WASHINGTON (Reuters) ? President Barack Obama vowed on Wednesday to help bring jobs home from overseas and promised new tax proposals to reward companies that invest in America as he launched an election-year effort to show he is tackling high unemployment.
Obama's latest jobs push appeared timed to steal back the spotlight and draw a contrast with Republican presidential front-runner Mitt Romney, whose rivals have accused him of once being a ruthless corporate raider who laid off U.S. workers and shipped jobs overseas.
Highlighting what the White House touts as a growing trend but which some economists say has yet to gather much steam, Obama put the focus on businesses that have chosen to "insource" jobs from abroad and urged others to follow their lead.
"In the next few weeks, I will put forward new tax proposals that reward companies that choose to bring jobs home and invest in America and we're going to eliminate tax breaks for companies that are moving jobs overseas," Obama told business leaders and state and local officials.
The White House declined to give specifics about the new ideas but repeated its call for Congress to enact some of those already put forth, including making a research and development tax credit permanent, allowing businesses to write off new equipment and providing a hiring credit for adding new workers.
Any new tax initiatives would require approval by Congress, where the Democratic president faces continued stiff resistance on tax policy from his Republican foes.
Obama was hosting a White House forum on "Insourcing American Jobs," a message that could resonate with middle-class voters and unionized workers whose support he will need to win re-election in November.
His push for corporate America to return more jobs to U.S. soil after years of hiring workers in lower-wage countries like China and India ties in with the increasingly populist theme of his re-election campaign.
Obama's new effort came just a day after Romney, a former governor of Massachusetts, won New Hampshire's Republican presidential primary election.
Before seeking public office, Romney headed investment firm Bain Capital that took over distressed companies and sometimes outsourced production to China and other emerging markets. He says his business experience will help him revive the U.S. economy.
At the White House, Obama pressed companies to invest and hire more in the United States instead of moving jobs overseas, saying "labor costs are going up in places like China" while U.S. workers are becoming more productive.
Leaving little doubt that election politics were in play, Obama said he wanted the next generation of manufacturing jobs to "take root in places like Michigan and Ohio and Virginia and North Carolina." All four are key election battlegrounds.
CARROT-AND-STICK APPROACH?
Lobbyists and congressional aides said Obama is likely to revive many of his earlier international tax proposals and also propose tighter limits on the ability of corporations to avoid taxes by parking profits in low-tax countries.
"I'd envision some type of carrot-and-stick approach that offers tax incentives to firms that keep jobs here while penalizing firms that outsource," said Greg Valliere, an analyst at the Potomac Research Group.
For several years, Obama has proposed closing what he calls tax loopholes used by multinational firms, including those restricting the use of foreign tax credits, and preventing companies from deferring taxes on income earned abroad.
The administration had been drafting revisions to just the corporate side of the tax code but largely abandoned the effort over the past year after complaints that the tax code needs a massive overhaul and that many businesses file as individuals.
Executives from more than a dozen firms attended the meeting, including Ford Motor Co, computer chipmaker Intel, chemicals giant DuPont and padlock maker Master Lock plus U.S. subsidiaries of technology giant Siemens, engine maker Rolls-Royce and steel maker ThyssenKrupp.
"Ask yourselves what you can do to bring jobs back to the country that made our success possible," Obama said. "And I'm going to do everything in my power to help you do it.
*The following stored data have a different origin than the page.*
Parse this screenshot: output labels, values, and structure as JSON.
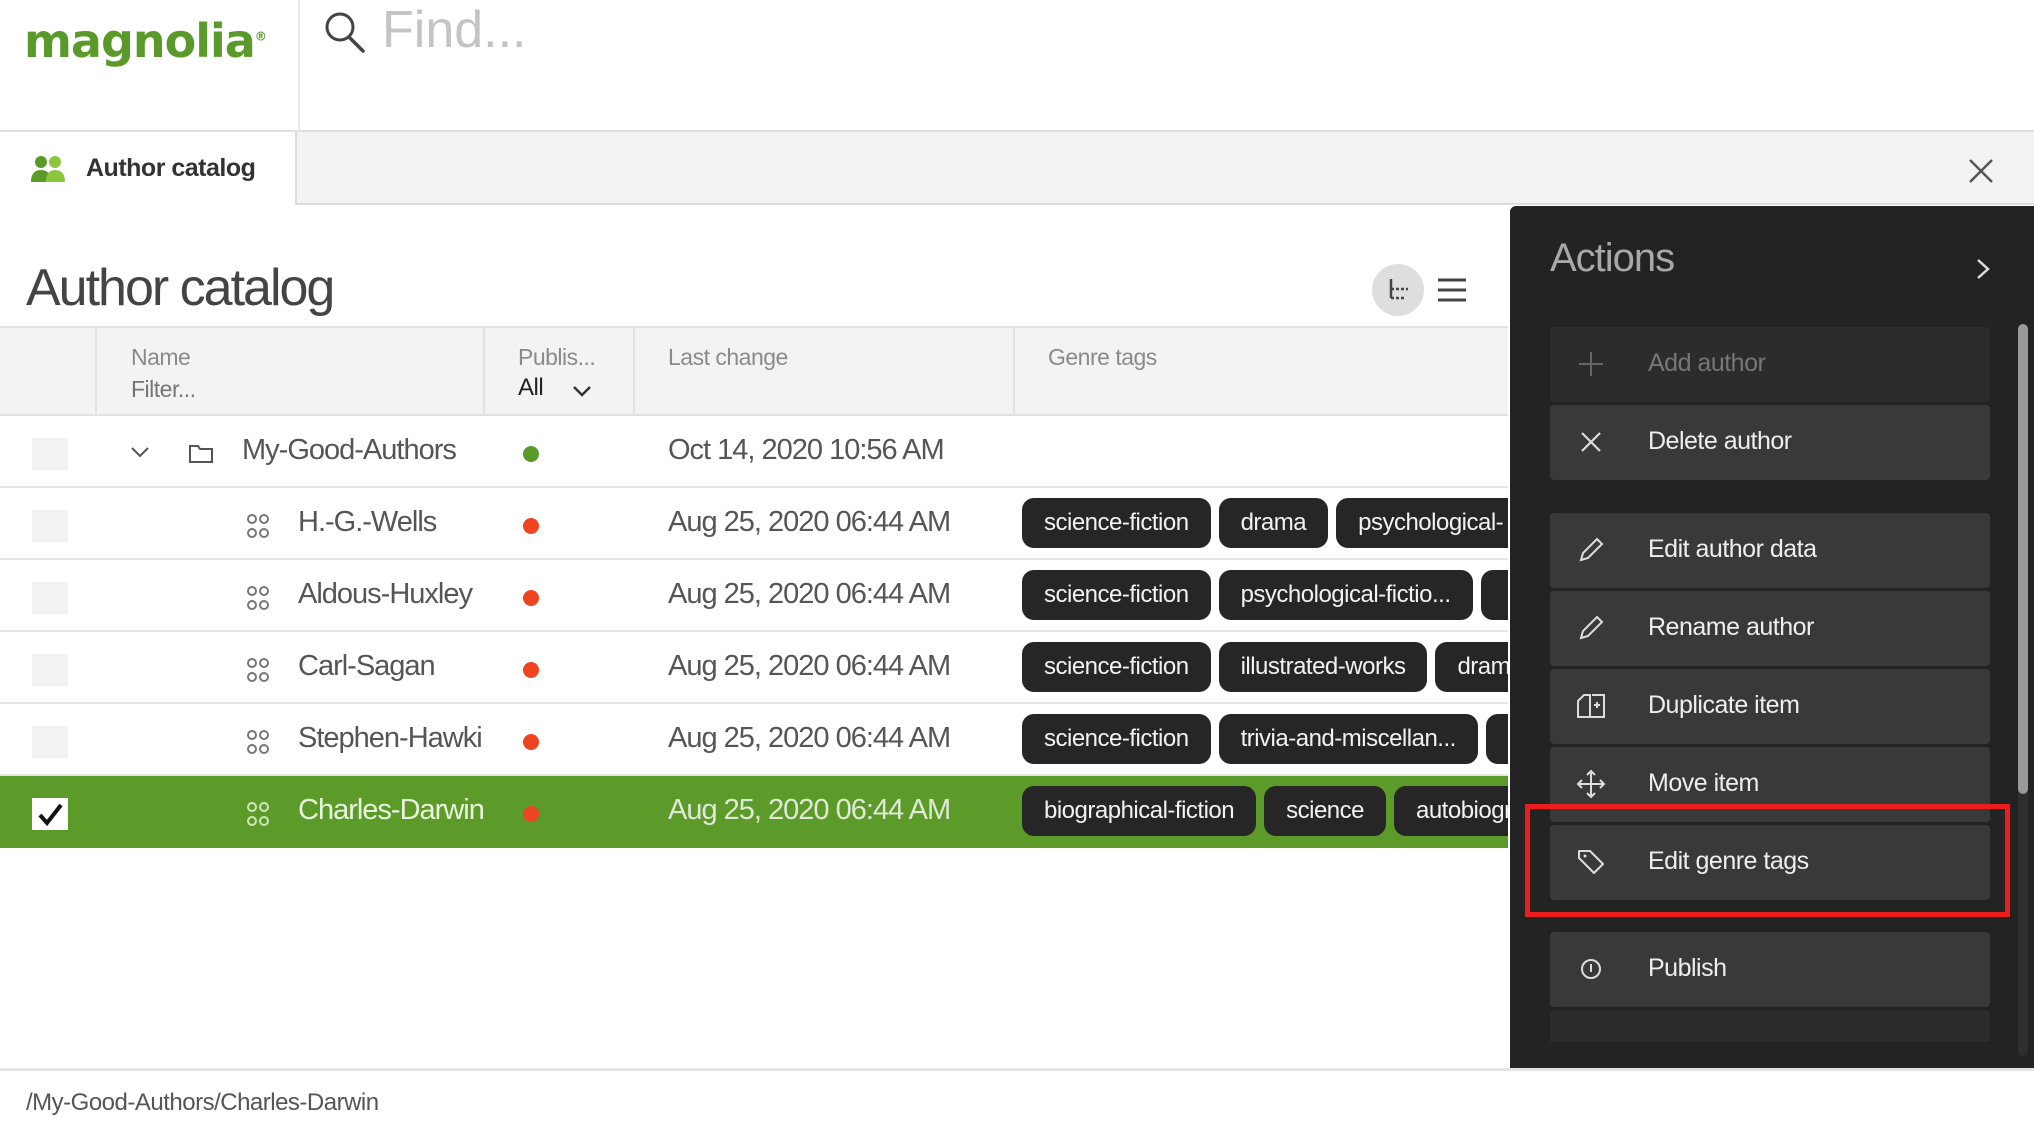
{
  "app": {
    "logo_text": "magnolia",
    "logo_mark": "®",
    "search_placeholder": "Find..."
  },
  "tabs": [
    {
      "label": "Author catalog",
      "icon": "users-icon",
      "active": true
    }
  ],
  "main": {
    "title": "Author catalog",
    "view_toggles": [
      "tree-view-icon",
      "list-view-icon"
    ]
  },
  "table": {
    "columns": {
      "name": {
        "label": "Name",
        "filter_placeholder": "Filter..."
      },
      "status": {
        "label": "Publis...",
        "filter_value": "All"
      },
      "last_change": {
        "label": "Last change"
      },
      "genre_tags": {
        "label": "Genre tags"
      }
    },
    "rows": [
      {
        "type": "folder",
        "name": "My-Good-Authors",
        "status": "published",
        "last_change": "Oct 14, 2020 10:56 AM",
        "tags": [],
        "checked": false,
        "expanded": true
      },
      {
        "type": "item",
        "name": "H.-G.-Wells",
        "status": "modified",
        "last_change": "Aug 25, 2020 06:44 AM",
        "tags": [
          "science-fiction",
          "drama",
          "psychological-"
        ],
        "checked": false
      },
      {
        "type": "item",
        "name": "Aldous-Huxley",
        "status": "modified",
        "last_change": "Aug 25, 2020 06:44 AM",
        "tags": [
          "science-fiction",
          "psychological-fictio...",
          ""
        ],
        "checked": false
      },
      {
        "type": "item",
        "name": "Carl-Sagan",
        "status": "modified",
        "last_change": "Aug 25, 2020 06:44 AM",
        "tags": [
          "science-fiction",
          "illustrated-works",
          "drama"
        ],
        "checked": false
      },
      {
        "type": "item",
        "name": "Stephen-Hawking",
        "status": "modified",
        "last_change": "Aug 25, 2020 06:44 AM",
        "tags": [
          "science-fiction",
          "trivia-and-miscellan...",
          ""
        ],
        "checked": false
      },
      {
        "type": "item",
        "name": "Charles-Darwin",
        "status": "modified",
        "last_change": "Aug 25, 2020 06:44 AM",
        "tags": [
          "biographical-fiction",
          "science",
          "autobiography"
        ],
        "checked": true,
        "selected": true
      }
    ]
  },
  "colors": {
    "brand_green": "#5c9a2a",
    "status_published": "#5a9a2a",
    "status_modified": "#ee4422",
    "highlight_red": "#ee1c1c"
  },
  "actions": {
    "title": "Actions",
    "items": [
      {
        "label": "Add author",
        "icon": "plus-icon",
        "disabled": true
      },
      {
        "label": "Delete author",
        "icon": "close-icon",
        "disabled": false
      },
      {
        "label": "Edit author data",
        "icon": "pencil-icon",
        "disabled": false
      },
      {
        "label": "Rename author",
        "icon": "pencil-icon",
        "disabled": false
      },
      {
        "label": "Duplicate item",
        "icon": "duplicate-icon",
        "disabled": false
      },
      {
        "label": "Move item",
        "icon": "move-icon",
        "disabled": false
      },
      {
        "label": "Edit genre tags",
        "icon": "tag-icon",
        "disabled": false,
        "highlighted": true
      },
      {
        "label": "Publish",
        "icon": "publish-icon",
        "disabled": false
      }
    ]
  },
  "footer": {
    "path": "/My-Good-Authors/Charles-Darwin"
  }
}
We're going to have to seize this moment."
But those companies are credited so far with bringing back only modest numbers of jobs from overseas as the U.S. economy still struggles to heal after the worst recession since the Great Depression of the 1930s.
While rising costs in emerging markets have prompted some U.S. firms to rethink their outsourcing strategy, questions remain whether it will become enough of a trend to start reversing decades of shipping U.S. jobs overseas.
"You don't see a lot of evidence of it happening in a big way just yet," said Michael Mandel, chief economic strategist for the Progressive Policy Institute in Washington.
He said a key obstacle was a lack of data comparing competitive advantages and disadvantages of operating in the United States versus foreign markets and he urged Obama to order the Labor Department to conduct studies to fill the gap.
The issue resonates strongly in Midwest industrial states such as Ohio and Michigan that have been hit hard by the 2007-2009 economic crisis and by years of shrinkage in manufacturing jobs.
Republicans vying to challenge Obama in November's election have hammered him over his economic stewardship, contending that his regulatory policies - including new rules for the financial sector and the overhaul of the healthcare system - have discouraged investment and hampered job creation.